Two Decades of Pioneering

Bob Gauvain, head trader at Pioneer Investments, has been around the securities industry a long time.

At 16, Gauvain was a messenger for the Boston Stock Exchange Clearing Corp., delivering stock certificates to the exchange’s member firms. He worked part time on the exchange floor throughout college on the recording desk. There, he made sure that, as trades were executed, each went on the tape. He also kept track of the total volume of shares traded solely on the Beantown exchange.

Those tasks turned into a lifelong career for the former part-timer. Gauvain has now been head trader for the past 21 years at Pioneer Investments, which was a mutual fund firm with four funds and $4.6 billion under management when he started and now has more than 100 funds and global assets under management of $204 billion.

“The business was fascinating to me. I fell in love with it,” he said.

Of course, the business has changed a bit since Gauvain joined Pioneer in 1984 to trade small-cap and Nasdaq-listed stocks.

“The quote monitors at the time were static. If you punched in a quote, the quote would stay the same unless you punched in another quote,” he said. “And when you did an execution, you handwrote the execution onto the trade ticket. Then you manually had to figure out what funds got what execution. So it was paper and calculator. The order management system was your traders.”

Technology has wrought dramatic change, Gauvain said. Among other things, trading technology enables Pioneer to do more with fewer people. “My group of five traders is doing what six or seven people used to do, and now they are also handling fixed income trading,” he said.

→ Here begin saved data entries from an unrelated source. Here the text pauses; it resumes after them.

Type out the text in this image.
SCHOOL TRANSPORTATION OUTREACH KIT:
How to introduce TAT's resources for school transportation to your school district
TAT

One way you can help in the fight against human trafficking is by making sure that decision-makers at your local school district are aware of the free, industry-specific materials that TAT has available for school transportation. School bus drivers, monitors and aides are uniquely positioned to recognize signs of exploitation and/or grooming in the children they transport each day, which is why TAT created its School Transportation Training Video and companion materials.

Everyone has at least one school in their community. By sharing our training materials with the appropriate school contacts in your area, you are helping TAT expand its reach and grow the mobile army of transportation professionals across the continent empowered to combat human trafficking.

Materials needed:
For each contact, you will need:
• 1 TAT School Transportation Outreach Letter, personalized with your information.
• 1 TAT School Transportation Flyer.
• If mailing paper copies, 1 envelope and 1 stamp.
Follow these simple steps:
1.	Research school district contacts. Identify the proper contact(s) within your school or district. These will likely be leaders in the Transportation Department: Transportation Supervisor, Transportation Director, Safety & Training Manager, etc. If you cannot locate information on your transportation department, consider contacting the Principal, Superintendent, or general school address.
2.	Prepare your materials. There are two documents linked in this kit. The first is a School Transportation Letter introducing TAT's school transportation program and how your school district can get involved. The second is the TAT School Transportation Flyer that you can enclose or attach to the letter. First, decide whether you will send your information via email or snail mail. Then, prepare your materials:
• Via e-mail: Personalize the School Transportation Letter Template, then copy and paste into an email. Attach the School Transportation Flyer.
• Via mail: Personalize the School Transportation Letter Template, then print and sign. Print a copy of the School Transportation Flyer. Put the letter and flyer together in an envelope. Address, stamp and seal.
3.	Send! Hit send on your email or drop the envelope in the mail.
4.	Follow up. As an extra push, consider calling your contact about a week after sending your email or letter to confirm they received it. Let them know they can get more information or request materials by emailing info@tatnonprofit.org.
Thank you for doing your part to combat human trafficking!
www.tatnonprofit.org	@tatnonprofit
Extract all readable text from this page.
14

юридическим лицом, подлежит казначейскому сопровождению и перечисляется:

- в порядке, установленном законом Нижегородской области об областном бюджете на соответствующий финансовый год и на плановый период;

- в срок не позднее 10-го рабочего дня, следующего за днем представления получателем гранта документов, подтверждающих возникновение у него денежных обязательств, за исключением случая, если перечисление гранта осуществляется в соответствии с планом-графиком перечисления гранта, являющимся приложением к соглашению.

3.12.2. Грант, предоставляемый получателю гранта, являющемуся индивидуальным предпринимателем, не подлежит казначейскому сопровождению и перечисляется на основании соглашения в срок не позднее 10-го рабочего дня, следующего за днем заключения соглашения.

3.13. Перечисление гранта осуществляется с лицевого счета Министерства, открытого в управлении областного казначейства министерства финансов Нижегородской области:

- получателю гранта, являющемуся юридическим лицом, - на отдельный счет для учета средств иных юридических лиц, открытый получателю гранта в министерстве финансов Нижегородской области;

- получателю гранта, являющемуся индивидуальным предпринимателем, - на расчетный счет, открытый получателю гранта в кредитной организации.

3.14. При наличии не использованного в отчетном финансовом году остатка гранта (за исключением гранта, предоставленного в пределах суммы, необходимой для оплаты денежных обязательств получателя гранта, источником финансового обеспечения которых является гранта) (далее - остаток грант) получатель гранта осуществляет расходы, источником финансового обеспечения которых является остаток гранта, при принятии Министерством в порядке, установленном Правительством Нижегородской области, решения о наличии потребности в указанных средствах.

Both buyside and sellside traders’ roles have changed, as well. “What used to be done by brokers can be done by buy-side traders themselves off their desktops with algos and execution management systems,” Gauvain said. Indeed, close to 50 percent of the firm’s equity business is now done away from the traditional broker’s cash desk, he said.

“Algos are taking on a lot of the role of what a sell-side trader used to do,” said Gauvain. Traditional brokers’ desks “are still very important but the buy-side traders do a lot more than they used to do.”

Cross-Training

Pioneer’s trading team includes Eddie Doyle, who focuses on value stocks; Sofia Sermos, whose specialty is core stocks; Dan Sim, growth; Nick Lambros, international, and Mark Phillips, fixed income. Phil Colburn is the trading assistant.

The traders are cross-trained-all of the equity traders can trade anything on the equity side, and each one is also picking up a different piece of the fixed-income business as well, he said.

“Once we brought fixed income into the trading room two years ago, rather than having silos, we took a hybrid approach,” Gauvain said. As a result, the traders “are more conversant in the market as a whole as opposed to their subset of it. It helps their trading.”

Gauvain calls the group’s trading style “liquidity-based,” at this point.

“We’ll trade anywhere on any platform to buy the most amount of shares at the best possible price for the least amount of commission,” he said.

The team uses algos provided by bulge bracket firms across the whole spectrum of trades, he said. By using brokers’ algo platforms, Pioneer gets a credit that the firm uses to pay smaller research boutiques that might not have a trading desk or a good trading capability.

About 40 percent of Pioneer’s equity transactions are done via algos, Gauvain said. Algos enable traders to maintain anonymity, he said. “With a cash desk, you have the risk of having a phone call made by the cash desk to mess up the picture.”